The General Pharmaceutical Council (GPhC) has suspended Julian Harrison, commercial director of the online pharmacy Pharmacy2U, from the register for three months for selling patient data to third parties.
A fitness-to-practise committee hearing on 23–24 May 2016 heard that the company sold data to third parties three times between October 2014 and December 2014, and that each time the sale was approved by Harrison. The committee decided that his fitness-to-practise was currently impaired.
However, the committee found that the fitness to practise of Daniel Lee, superintendent pharmacist and chief operating officer at Pharmacy2U, was not impaired and issued him with a warning.
The committee heard that Lee had failed to ensure that Pharmacy2U had robust procedures to ensure patients provided informed consent on the use of their data, but accepted that he had been unaware of the sales of data until the details were published in the press.

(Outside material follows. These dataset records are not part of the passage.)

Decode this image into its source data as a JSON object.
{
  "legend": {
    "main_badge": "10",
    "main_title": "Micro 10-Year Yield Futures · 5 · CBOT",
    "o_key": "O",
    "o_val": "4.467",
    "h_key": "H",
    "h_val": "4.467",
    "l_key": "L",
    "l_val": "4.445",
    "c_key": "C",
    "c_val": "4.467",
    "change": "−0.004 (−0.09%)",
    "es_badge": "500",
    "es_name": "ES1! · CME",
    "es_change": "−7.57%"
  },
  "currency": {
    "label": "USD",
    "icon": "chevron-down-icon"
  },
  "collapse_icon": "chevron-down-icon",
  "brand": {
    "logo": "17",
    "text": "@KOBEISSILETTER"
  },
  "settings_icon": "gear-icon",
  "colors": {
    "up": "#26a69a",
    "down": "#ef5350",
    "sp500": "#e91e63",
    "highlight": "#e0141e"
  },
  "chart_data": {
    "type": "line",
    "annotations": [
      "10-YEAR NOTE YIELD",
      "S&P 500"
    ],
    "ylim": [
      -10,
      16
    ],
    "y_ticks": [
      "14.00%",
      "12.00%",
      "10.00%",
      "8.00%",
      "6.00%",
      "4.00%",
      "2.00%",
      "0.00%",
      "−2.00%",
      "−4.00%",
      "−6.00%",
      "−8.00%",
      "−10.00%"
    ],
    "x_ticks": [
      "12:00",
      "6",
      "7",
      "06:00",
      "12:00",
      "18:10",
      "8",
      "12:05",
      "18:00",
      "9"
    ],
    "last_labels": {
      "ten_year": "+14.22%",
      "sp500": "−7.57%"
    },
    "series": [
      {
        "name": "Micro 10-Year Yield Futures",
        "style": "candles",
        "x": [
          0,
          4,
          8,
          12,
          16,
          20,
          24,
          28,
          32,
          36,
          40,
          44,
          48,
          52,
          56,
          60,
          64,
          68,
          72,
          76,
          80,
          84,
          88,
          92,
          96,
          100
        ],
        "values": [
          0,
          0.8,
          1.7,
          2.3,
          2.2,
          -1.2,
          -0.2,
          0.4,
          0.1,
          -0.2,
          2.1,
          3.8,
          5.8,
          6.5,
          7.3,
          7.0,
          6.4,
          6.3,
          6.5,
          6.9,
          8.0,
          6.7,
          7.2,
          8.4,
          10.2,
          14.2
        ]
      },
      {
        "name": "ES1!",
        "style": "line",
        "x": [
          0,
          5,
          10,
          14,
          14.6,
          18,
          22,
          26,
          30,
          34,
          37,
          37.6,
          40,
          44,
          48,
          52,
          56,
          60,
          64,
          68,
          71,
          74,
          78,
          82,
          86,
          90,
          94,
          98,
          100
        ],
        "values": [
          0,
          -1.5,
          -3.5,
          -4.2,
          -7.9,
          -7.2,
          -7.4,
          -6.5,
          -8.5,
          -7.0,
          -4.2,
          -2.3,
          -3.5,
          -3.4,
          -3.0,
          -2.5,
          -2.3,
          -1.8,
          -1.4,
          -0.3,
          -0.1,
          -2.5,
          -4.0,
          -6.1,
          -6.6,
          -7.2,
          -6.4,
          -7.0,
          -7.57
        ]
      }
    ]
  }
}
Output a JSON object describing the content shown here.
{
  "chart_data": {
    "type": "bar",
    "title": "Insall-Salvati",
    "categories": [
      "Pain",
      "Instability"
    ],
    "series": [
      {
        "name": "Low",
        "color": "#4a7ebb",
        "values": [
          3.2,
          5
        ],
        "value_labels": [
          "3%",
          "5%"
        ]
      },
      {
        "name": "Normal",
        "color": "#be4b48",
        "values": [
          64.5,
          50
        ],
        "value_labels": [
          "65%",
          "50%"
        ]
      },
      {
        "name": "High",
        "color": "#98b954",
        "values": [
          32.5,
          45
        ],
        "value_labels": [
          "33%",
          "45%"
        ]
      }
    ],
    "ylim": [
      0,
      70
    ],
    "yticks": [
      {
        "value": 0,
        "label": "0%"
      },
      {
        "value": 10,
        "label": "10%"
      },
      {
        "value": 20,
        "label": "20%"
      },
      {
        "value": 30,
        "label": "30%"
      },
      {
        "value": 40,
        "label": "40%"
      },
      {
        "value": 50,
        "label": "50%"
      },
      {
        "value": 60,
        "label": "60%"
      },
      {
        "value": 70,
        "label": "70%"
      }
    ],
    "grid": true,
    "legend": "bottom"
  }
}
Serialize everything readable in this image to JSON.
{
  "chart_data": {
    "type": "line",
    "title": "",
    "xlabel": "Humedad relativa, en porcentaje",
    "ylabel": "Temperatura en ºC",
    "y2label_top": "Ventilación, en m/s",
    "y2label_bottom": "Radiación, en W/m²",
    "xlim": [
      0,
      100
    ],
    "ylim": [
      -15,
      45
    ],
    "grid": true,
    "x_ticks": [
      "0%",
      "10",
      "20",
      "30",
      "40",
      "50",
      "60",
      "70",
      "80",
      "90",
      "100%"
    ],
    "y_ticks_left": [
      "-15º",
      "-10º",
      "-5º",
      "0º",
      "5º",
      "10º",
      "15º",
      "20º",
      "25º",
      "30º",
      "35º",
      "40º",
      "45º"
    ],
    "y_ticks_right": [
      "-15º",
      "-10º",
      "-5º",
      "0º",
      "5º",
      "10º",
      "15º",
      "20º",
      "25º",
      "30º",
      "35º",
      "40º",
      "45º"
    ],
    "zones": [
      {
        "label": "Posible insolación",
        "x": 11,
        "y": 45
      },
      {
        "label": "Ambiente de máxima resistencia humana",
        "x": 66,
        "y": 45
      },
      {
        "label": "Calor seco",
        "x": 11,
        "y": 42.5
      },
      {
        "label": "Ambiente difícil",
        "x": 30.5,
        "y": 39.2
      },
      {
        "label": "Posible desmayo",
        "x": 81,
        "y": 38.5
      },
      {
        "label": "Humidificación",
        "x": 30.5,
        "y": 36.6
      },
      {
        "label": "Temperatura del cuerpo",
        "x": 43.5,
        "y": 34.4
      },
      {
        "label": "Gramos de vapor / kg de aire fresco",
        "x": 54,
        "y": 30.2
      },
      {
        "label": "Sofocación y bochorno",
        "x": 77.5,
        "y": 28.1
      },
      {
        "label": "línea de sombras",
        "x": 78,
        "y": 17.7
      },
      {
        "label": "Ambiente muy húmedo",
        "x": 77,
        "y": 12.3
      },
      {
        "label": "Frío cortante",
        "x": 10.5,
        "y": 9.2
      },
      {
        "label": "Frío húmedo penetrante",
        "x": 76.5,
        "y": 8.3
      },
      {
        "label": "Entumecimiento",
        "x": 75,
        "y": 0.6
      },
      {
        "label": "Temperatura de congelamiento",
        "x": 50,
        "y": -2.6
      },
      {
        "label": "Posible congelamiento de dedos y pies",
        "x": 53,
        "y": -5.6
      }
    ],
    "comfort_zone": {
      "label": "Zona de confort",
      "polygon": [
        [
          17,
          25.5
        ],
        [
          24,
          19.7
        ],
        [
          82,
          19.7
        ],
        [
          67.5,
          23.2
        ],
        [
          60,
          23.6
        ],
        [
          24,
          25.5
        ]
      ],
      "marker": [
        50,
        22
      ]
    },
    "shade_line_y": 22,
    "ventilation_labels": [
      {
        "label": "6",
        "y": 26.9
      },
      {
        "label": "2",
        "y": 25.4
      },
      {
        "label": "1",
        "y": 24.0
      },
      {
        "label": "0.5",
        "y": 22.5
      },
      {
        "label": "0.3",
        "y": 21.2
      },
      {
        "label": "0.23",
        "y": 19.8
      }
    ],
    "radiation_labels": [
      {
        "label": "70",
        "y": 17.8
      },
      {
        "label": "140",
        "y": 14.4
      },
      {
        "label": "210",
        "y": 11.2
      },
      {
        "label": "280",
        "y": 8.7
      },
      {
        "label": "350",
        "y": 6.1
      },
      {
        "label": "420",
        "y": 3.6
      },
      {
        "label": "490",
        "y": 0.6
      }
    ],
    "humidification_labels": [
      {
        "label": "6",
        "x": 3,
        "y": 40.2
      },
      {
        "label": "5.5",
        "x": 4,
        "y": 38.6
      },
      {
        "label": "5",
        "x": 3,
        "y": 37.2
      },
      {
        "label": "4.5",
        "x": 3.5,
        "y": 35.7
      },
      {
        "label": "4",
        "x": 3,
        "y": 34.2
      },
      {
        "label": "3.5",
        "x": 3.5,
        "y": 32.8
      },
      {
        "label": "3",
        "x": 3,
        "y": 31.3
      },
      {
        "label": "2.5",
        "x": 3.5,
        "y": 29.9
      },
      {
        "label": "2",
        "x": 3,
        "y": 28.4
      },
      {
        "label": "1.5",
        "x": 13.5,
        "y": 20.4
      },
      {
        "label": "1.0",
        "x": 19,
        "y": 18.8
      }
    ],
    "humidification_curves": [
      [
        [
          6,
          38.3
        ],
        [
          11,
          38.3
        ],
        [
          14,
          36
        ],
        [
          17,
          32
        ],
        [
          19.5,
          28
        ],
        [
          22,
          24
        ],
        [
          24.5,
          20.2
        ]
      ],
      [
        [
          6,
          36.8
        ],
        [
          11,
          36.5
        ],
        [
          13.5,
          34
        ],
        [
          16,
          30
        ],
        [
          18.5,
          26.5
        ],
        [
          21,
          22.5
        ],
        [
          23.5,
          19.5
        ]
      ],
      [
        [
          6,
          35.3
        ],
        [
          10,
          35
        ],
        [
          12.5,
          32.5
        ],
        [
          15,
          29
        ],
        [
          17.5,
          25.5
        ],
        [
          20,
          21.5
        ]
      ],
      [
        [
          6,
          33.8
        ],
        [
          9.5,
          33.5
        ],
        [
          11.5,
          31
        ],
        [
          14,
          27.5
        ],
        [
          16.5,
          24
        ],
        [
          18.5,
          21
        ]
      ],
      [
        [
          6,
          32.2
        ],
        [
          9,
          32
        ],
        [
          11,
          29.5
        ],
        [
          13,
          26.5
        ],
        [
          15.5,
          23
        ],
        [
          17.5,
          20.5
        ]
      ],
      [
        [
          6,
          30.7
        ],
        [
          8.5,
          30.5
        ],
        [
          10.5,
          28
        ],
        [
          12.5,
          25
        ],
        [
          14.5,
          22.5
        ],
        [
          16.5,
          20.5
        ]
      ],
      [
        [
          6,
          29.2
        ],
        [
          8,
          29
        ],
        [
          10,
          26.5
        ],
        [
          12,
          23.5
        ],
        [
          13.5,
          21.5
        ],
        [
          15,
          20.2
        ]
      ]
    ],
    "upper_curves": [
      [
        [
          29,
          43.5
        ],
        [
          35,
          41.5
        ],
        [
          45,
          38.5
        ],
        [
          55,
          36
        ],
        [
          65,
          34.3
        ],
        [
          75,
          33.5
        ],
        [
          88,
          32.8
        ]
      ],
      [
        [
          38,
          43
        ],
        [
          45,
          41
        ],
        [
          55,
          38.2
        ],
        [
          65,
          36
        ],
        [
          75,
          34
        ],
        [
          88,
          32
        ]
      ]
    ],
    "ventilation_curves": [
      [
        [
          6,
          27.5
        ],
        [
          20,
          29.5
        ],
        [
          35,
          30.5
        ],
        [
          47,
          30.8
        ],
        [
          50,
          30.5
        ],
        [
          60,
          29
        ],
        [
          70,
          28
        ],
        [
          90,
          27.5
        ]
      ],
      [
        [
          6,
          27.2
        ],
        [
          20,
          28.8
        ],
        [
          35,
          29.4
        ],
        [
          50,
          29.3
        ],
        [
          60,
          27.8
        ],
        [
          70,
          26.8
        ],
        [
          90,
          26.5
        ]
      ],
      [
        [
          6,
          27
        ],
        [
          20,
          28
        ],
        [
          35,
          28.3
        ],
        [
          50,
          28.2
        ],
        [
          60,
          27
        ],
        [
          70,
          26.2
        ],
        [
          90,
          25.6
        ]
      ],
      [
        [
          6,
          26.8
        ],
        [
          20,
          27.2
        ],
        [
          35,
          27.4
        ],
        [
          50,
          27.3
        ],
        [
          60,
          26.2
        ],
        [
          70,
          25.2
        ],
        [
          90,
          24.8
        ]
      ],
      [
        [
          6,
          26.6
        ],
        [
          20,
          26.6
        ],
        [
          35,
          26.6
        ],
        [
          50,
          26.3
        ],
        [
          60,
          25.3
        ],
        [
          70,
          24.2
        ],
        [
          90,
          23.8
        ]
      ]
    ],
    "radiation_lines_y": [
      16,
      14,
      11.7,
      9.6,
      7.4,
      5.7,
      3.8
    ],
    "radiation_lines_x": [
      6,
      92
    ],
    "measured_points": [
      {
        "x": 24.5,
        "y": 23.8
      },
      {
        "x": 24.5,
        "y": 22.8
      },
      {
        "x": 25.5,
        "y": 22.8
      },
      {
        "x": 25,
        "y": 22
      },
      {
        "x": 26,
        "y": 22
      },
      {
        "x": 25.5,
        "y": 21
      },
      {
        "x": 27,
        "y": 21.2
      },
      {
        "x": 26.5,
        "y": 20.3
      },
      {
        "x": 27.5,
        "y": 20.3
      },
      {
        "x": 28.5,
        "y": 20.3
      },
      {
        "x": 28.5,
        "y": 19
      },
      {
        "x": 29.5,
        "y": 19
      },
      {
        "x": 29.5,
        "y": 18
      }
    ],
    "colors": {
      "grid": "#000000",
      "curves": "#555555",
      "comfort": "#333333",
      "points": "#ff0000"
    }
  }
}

Pharmacy2U was fined £130,000 in October 2015 for selling information about customers to marketing companies. The fine was the first civil monetary penalty imposed by the Information Commissioners Office (ICO).
The names and addresses of customers were advertised via a marketing company at £130 per 1,000 customers and more than 20,000 customers’ details were sold. The database was advertised as including people with a range of conditions such as asthma, Parkinson’s disease and erectile dysfunction, and a breakdown of the data was available.
Companies that bought the data included a health supplements company that has been cautioned for misleading advertising, and an Australian lottery company that used the data to deliberately target elderly and vulnerable people.